Essas exigências culturais, descritas por Jacques-Alain Miller como parte do “discurso capitalista”, transformam o desejo em um imperativo. O sujeito moderno não só deseja, mas é compelido a desejar sempre mais, a buscar continuamente um “algo a mais” que nunca se completa. Isso cria uma lógica de esgotamento em que as relações afetivas, como vemos em Carmy e sua equipe, estão sempre à beira do colapso. A paixão, aqui, não é apenas uma busca pelo Outro, mas uma luta contra o vazio que o desejo não consegue preencher.

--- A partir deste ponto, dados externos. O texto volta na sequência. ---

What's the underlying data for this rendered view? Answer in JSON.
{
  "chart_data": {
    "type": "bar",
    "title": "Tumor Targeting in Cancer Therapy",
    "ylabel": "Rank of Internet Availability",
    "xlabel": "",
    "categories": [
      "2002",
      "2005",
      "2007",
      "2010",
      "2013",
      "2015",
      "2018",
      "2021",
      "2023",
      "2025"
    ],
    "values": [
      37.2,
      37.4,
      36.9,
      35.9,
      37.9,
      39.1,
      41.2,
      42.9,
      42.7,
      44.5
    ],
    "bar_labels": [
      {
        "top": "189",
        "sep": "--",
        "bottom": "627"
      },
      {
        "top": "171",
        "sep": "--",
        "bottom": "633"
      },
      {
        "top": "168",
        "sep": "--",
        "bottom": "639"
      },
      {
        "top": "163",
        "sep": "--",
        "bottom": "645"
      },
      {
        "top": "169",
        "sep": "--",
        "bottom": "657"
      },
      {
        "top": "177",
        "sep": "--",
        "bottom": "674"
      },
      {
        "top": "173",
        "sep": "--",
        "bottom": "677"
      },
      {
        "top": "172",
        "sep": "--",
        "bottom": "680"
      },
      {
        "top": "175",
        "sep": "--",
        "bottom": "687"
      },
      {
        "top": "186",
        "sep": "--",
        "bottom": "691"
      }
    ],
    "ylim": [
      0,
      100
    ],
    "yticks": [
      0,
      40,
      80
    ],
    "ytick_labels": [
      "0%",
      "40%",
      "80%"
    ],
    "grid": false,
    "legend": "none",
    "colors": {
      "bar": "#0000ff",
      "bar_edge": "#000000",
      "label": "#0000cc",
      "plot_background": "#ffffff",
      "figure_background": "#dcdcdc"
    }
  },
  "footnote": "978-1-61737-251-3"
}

Na clínica psicanalítica, como nos lembra Miller (1998), o papel do analista é justamente permitir que o sujeito encontre um modo de lidar com essa paixão sem se perder no turbilhão das exigências do Outro. No contexto do falasser, as paixões representam formas de lidar com o furo no campo do sentido, que é o real. A maneira como o sujeito se posiciona diante desse furo define se ele cai nos “pecados” (tristeza, falsa alegria) ou alcança as “virtudes” (entusiasmo, gaio saber). Na cultura contemporânea, em que a performance é central, o sujeito é constantemente confrontado com um “superego feroz” que exige sucesso ininterrupto. Isso reflete as relações que se desdobram na série, onde o fracasso não é permitido e a vulnerabilidade se torna um luxo. A paixão, então, se torna uma força destrutiva, levando o sujeito a uma relação ambígua com o Outro, em que amor e ódio se misturam.
Esse movimento é exemplificado pela chef Andrea Terry, que, ao observar os detalhes nos diários de viagem de seu pai, nos quais ele repetidamente escrevia “cada segundo conta”, utiliza essa frase como um norte. Ela se empenha em garantir a perfeição de seu restaurante, mas eventualmente opta por fechá-lo e oferece um jantar de despedida para seus parceiros de jornada. Nessa ocasião, numa conversa com Carmy, ao agradecer o aprendizado ao lado dele, ela diz, entusiasmada: “Eu aprendi muito. Aprendi que quero dormir mais, quero ir mais a Londres, quero festa e conhecer pessoas”. E ele lhe responde: “Viver, não é?”, apontando para um novo fazer onde, de fato, cada segundo conta.
Ao final, O Urso nos oferece uma alegoria das paixões que regem nossa cultura. A psicanálise lacaniana, ao destacar a dimensão do real e do impossível, nos alerta para os efeitos de tomar essas exigências como um fim absoluto, advertidos do gozo dos segundos.